Drone China Bikin Amerika Ketakutan, Polisi Kebingungan

3 hours ago 4

Jakarta, CNBC Indonesia - Pemerintahan Donald Trump berada di persimpangan terkait nasib drone buatan China. Tenggat waktu pada Selasa ini akan menentukan apakah DJI Technologies, produsen drone terbesar di dunia asal China, dinyatakan sebagai ancaman terhadap keamanan nasional AS.

Keputusan tersebut berpotensi berdampak besar, bukan hanya pada hubungan dagang AS-China, tetapi juga terhadap operasional ribuan lembaga keselamatan publik di Negeri Paman Sam. Pasalnya, drone DJI saat ini digunakan secara luas oleh kepolisian dan dinas pemadam kebakaran di berbagai negara bagian.

Langkah ini merupakan tindak lanjut dari perintah eksekutif yang ditandatangani Trump pada Juni lalu, yang menyoroti risiko pengendalian atau eksploitasi asing dalam rantai pasok drone AS.

Kebijakan itu juga diperkuat mandat Kongres untuk meninjau apakah DJI layak masuk ke dalam daftar perusahaan yang dianggap membahayakan keamanan nasional.

Jika hasil peninjauan menyatakan DJI tidak lolos uji keamanan, perusahaan tersebut berpeluang masuk ke dalam daftar hitam Komisi Komunikasi Federal (FCC), menyusul raksasa teknologi China lain seperti Huawei dan ZTE.

Status tersebut akan memberi kewenangan kepada pemerintah AS untuk melarang penjualan drone DJI di dalam negeri, bahkan hingga memberlakukan larangan terbang.

Dampaknya tidak main-main.
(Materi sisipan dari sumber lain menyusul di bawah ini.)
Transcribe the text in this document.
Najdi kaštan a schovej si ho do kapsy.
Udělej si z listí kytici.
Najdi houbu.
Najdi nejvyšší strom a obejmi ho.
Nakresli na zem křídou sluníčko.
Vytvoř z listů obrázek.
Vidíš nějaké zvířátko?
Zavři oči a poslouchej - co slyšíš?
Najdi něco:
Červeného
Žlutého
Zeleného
Lembaga keselamatan publik di berbagai negara bagian, dari New York hingga North Dakota dan Nevada, terancam kehilangan armada utama mereka.

Isu keamanan nasional menjadi argumen utama para pendukung pelarangan. Legislator Partai Republik dari North Dakota, Mike Nathe, menilai drone buatan China menyimpan risiko besar terhadap kebocoran data strategis AS.
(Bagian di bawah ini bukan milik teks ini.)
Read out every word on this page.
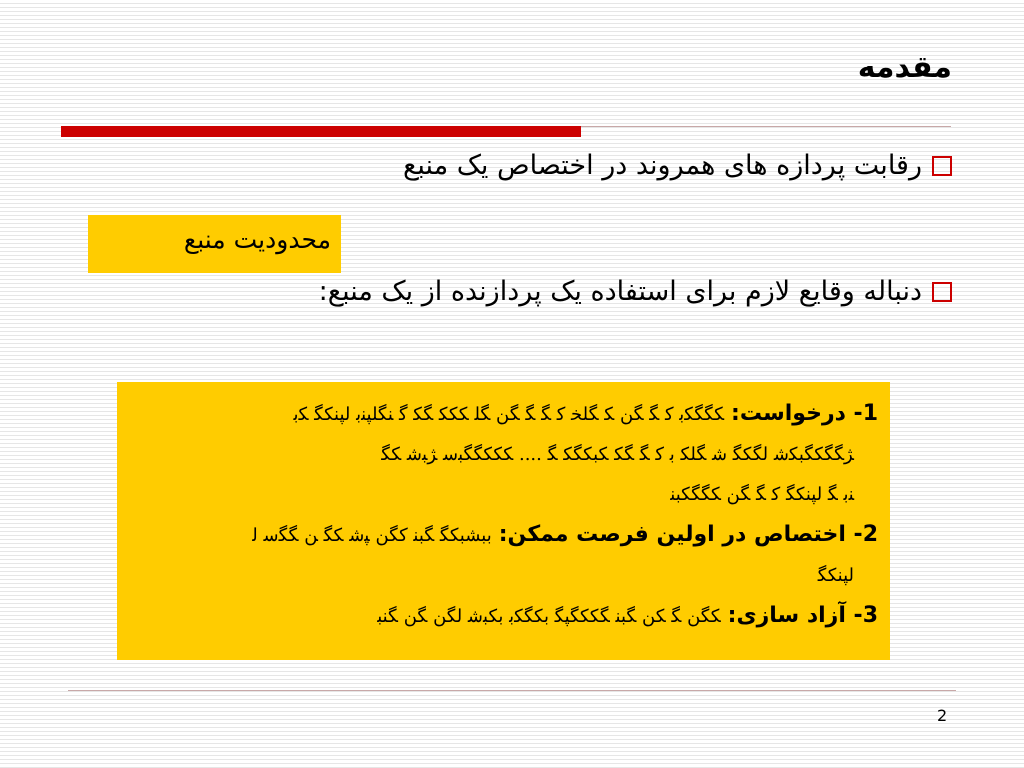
مقدمه
رقابت پردازه های همروند در اختصاص یک منبع
محدودیت منبع
دنباله وقایع لازم برای استفاده یک پردازنده از یک منبع:
1- درخواست: ﻜﮕﮕﻜﺑ ﻛ ﮕ ﮕﻦ ﻜ ﮕﻠﺨ ﻛ ﮕ ﮕ ﮕﻦ ﮕﻠ ﻜﻜﻜ ﮕﻜ ﮔ ﻨﮕﻠﭙﻨﺑ ﻟﭙﻨﻜﮕ ﻜﺑ
ﮋﮕﮕﻜﮕﺒﻜﺷ ﻟﮕﻜﮕ ﺷ ﮕﻠﻜ ﺑ ﻛ ﮕ ﮕﻜ ﻜﺒﻜﮕﻜ ﮕ .... ﻜﻜﻜﮕﮕﺒﺳ ﮋﺒﺷ ﻜﮕ
ﻨﺑ ﮕ ﻟﭙﻨﻜﮕ ﻛ ﮕ ﮕﻦ ﻜﮕﮕﻜﺒﻨ
2- اختصاص در اولین فرصت ممکن: ﺑﺒﺸﺒﻜﮕ ﮕﺒﻨ ﻛﮕﻦ ﭙﺷ ﻜﮕ ﻦ ﮕﮕﺳ ﻟ
ﻟﭙﻨﻜﮕ
3- آزاد سازی: ﻜﮕﻦ ﮕ ﻜﻦ ﮕﺒﻨ ﮕﻜﻜﮕﭙﮕ ﺑﻜﮕﻜﺑ ﺑﻜﺒﺷ ﻟﮕﻦ ﮕﻦ ﮕﻨﺒ
2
"Banyak orang tidak menyadari persoalan keamanan dari drone ini, termasuk besarnya data yang berpotensi mengalir kembali ke China setiap hari," ujar Nathe, dikutip dari MSN, Senin (22/12/2025).

Ia bahkan mendorong undang-undang di North Dakota untuk mengganti lebih dari 300 drone DJI yang digunakan memantau ladang minyak, fasilitas senjata nuklir, hingga perbatasan Kanada, dengan drone buatan AS atau negara sekutu.

Namun, di sisi lain, potensi larangan nasional justru memicu kekhawatiran di tingkat daerah. Menurut pelaku industri, armada drone milik lembaga keselamatan publik di AS saat ini mencapai lebih dari 25.000 unit, dengan mayoritas berasal dari China.

Kepolisian New York, misalnya, tercatat memiliki 40 drone DJI atau sekitar 40% dari total armadanya. Kansas City dan El Paso juga mengandalkan produk DJI untuk berbagai operasi keamanan dan darurat.

Para operator menilai drone DJI unggul dari sisi teknologi, kemudahan penggunaan, dan harga yang jauh lebih terjangkau dibandingkan produk buatan dalam negeri.

"Kualitas DJI sangat baik untuk kami," kata Jim Hulm, pejabat sheriff di North Dakota yang menggunakan drone tersebut untuk kecelakaan lalu lintas dan operasi pencarian.

DJI sendiri membantah tudingan berbagi data dengan pemerintah China. Perusahaan menyatakan sangat kecewa dengan kebijakan pembatasan di tingkat negara bagian yang dinilai justru melemahkan keselamatan publik dan membebani anggaran.

Meski demikian, gelombang pembatasan terus meluas. Sejumlah negara bagian seperti Arkansas, Mississippi, Tennessee, hingga Nevada telah melarang penggunaan drone buatan China oleh lembaga publik. Florida bahkan mengalokasikan dana US$25 juta untuk membantu penggantian drone China.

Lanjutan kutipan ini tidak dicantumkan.